Benign lymphoepithelial tumors of salivary glands had been restricted to sebaceous and non-sebaceous (NSLA) lymphadenomas. However, salivary neoplasms recapitulating carcinoma showing thymus-like elements (CASTLE) have been the subject of recent case reports. We reviewed clinicopathological, immunohistochemical, and molecular findings in 20 salivary gland tumors with thymus-like phenotype (18 histologically benign and two with malignant component). Original diagnoses were NSLA (n = 11) and unclassified thymus-like lymphoepithelial neoplasms (n = 9). Patients were 13 males and 7 females aged 28 to 83 years (median, 61). All tumors originated in the parotid with a median tumor size of 2.7 cm. A cystic component was noted in eight cases (40%).
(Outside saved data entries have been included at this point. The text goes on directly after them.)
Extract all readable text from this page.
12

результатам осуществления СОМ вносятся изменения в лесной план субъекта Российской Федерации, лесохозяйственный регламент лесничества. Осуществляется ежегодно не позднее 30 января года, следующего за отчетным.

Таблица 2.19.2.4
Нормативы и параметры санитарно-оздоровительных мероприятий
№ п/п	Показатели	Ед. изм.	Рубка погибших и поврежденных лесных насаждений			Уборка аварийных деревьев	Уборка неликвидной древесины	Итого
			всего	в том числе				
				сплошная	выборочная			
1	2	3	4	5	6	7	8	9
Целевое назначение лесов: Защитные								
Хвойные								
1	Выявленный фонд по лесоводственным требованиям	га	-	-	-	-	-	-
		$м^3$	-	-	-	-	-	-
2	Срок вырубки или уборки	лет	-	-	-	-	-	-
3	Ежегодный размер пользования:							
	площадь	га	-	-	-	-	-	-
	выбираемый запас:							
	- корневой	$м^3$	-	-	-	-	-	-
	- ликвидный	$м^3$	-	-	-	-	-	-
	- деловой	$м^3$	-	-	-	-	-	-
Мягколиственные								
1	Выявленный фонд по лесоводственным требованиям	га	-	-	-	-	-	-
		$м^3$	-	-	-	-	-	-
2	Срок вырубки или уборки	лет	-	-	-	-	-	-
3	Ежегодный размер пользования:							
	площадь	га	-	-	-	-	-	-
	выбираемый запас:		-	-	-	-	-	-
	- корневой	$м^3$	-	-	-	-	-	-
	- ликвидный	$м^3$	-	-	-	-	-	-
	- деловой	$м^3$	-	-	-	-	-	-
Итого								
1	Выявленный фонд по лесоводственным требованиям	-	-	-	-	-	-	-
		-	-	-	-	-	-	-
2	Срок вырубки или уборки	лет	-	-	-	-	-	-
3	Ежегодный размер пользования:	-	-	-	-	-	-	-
Histologically, the tumors were composed of large squamoid cells with indistinct cell borders, forming large irregular branching and anastomosing aggregates within lymphoid stroma with Hassall corpuscle-like structures and intraepithelial sprinkling of lymphocytes. All tumors were diffusely positive for p63/p40 and CK5/CK14. CD5 and CD117 were expressed in 13/20 (65%) and 15/19 (79%) cases, respectively. The malignant component in two cases showed lower CD5/CD117 expression. Targeted DNA sequencing revealed pathogenic/likely pathogenic CYLD mutations in 4/7 cases (57%). One case each had a mutation in TAF1 + WISP3, DNMT3A, and BCOR. Targeted RNA sequencing revealed a YAP1::MAML2 fusion in 1/7 cases. This is the first systematic study addressing the concept of thymus-like phenotype in benign lymphoepithelial salivary gland tumors, showing that the majority of NSLAs (65%) belong to this poorly characterized category. Frequent CYLD mutations in these histologically distinct tumors represent a novel addition to the spectrum of CYLD-mutated salivary neoplasms.